The headmaster of the Harvard School for boys says he remains confident that the school's proposed merger with the Westlake School for girls will go through, despite a Los Angeles Superior Court ruling that delays the merger until after a Dec. 22 court hearing.

Headmaster Thomas C. Hudnut acknowledged in an interview Tuesday that a lawsuit, filed by parents of Westlake students opposed to joining the two prestigious private schools, has slowed preparations for the merger.

"A lot of work is going on between the two schools, some of which would have gone on anyway and some of which is occasioned by the merger," said Hudnut, who is to preside over the merged institution. Once combined, the schools would operate two campuses: junior high grades at Westlake's campus in Holmby Hills and upper grades at Harvard in Studio City.

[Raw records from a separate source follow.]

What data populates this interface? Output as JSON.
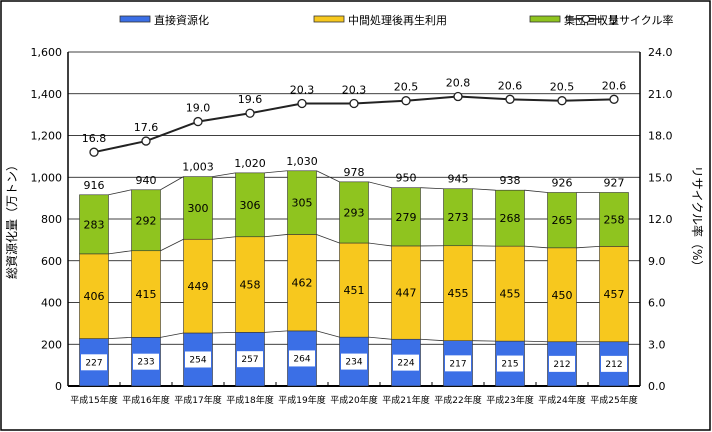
{
  "chart_data": {
    "type": "bar",
    "stacked": true,
    "categories": [
      "平成15年度",
      "平成16年度",
      "平成17年度",
      "平成18年度",
      "平成19年度",
      "平成20年度",
      "平成21年度",
      "平成22年度",
      "平成23年度",
      "平成24年度",
      "平成25年度"
    ],
    "series": [
      {
        "name": "直接資源化",
        "values": [
          227,
          233,
          254,
          257,
          264,
          234,
          224,
          217,
          215,
          212,
          212
        ],
        "color": "#3b6fe6"
      },
      {
        "name": "中間処理後再生利用",
        "values": [
          406,
          415,
          449,
          458,
          462,
          451,
          447,
          455,
          455,
          450,
          457
        ],
        "color": "#f7c81e"
      },
      {
        "name": "集団回収量",
        "values": [
          283,
          292,
          300,
          306,
          305,
          293,
          279,
          273,
          268,
          265,
          258
        ],
        "color": "#8fc41f"
      }
    ],
    "totals": [
      916,
      940,
      1003,
      1020,
      1030,
      978,
      950,
      945,
      938,
      926,
      927
    ],
    "line_series": {
      "name": "リサイクル率",
      "values": [
        16.8,
        17.6,
        19.0,
        19.6,
        20.3,
        20.3,
        20.5,
        20.8,
        20.6,
        20.5,
        20.6
      ],
      "axis": "right"
    },
    "total_labels": [
      "916",
      "940",
      "1,003",
      "1,020",
      "1,030",
      "978",
      "950",
      "945",
      "938",
      "926",
      "927"
    ],
    "ylabel": "総資源化量（万トン）",
    "y2label": "リサイクル率（%）",
    "ylim": [
      0,
      1600
    ],
    "y2lim": [
      0,
      24
    ],
    "yticks": [
      "0",
      "200",
      "400",
      "600",
      "800",
      "1,000",
      "1,200",
      "1,400",
      "1,600"
    ],
    "y2ticks": [
      "0.0",
      "3.0",
      "6.0",
      "9.0",
      "12.0",
      "15.0",
      "18.0",
      "21.0",
      "24.0"
    ],
    "legend": {
      "placement": "top",
      "items": [
        "直接資源化",
        "中間処理後再生利用",
        "集団回収量",
        "リサイクル率"
      ]
    },
    "grid": true
  }
}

"But we won't swing into high gear until all objections to the merger have been dealt with and all legal remedies have been sought," he said.

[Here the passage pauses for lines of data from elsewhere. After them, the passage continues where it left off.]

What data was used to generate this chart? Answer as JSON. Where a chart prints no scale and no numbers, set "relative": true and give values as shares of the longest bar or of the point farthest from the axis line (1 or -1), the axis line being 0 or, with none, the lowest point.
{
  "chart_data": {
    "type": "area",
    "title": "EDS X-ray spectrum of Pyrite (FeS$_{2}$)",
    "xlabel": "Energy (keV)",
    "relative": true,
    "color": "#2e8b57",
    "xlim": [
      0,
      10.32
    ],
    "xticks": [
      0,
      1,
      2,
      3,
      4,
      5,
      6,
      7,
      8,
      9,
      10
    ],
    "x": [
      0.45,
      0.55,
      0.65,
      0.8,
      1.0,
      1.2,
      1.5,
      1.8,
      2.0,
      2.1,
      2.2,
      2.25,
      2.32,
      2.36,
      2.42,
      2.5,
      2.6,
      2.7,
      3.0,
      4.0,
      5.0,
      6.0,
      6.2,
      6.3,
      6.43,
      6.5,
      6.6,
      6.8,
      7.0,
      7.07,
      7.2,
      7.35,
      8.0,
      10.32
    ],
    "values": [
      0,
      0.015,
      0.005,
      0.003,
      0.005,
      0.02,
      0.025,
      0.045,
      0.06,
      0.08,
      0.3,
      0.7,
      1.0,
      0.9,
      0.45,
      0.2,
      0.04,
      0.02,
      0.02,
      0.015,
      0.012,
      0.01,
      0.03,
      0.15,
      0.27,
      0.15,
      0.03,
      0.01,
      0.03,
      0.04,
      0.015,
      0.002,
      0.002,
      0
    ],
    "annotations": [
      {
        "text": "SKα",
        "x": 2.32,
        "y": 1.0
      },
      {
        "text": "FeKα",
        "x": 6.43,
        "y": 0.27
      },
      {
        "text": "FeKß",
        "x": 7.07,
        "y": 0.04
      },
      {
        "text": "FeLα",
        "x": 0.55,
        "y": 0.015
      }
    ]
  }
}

Hudnut and Westlake Headmaster Nathan O. Reynolds announced the merger Oct. 3. The schools' boards of directors had informally agreed to the merger and were prepared to take a final vote.

But the announcement elicited vigorous opposition from parents and alumni at Westlake. The opponents argue that Westlake would be shortchanged in the merger, which gives Harvard a two-thirds majority on the joint board of directors. They also argue that girls are better served by single-sex education than coeducation and that Harvard's affiliation with the Los Angeles Diocese of the Episcopal Church is in conflict with Westlake's non-sectarian traditions.

A lawsuit seeking an injunction against the merger was filed in Superior Court last week. Judge Miriam Vogel agreed Monday to conduct a hearing on the lawsuit Dec. 22, and attorneys for the school agreed not to take final action on the merger until that hearing is completed.

Hudnut said, however, that he remains confident. "We still anticipate that the merger will go through and that it will be approved by both boards and that it will withstand all legal challenges," Hudnut said.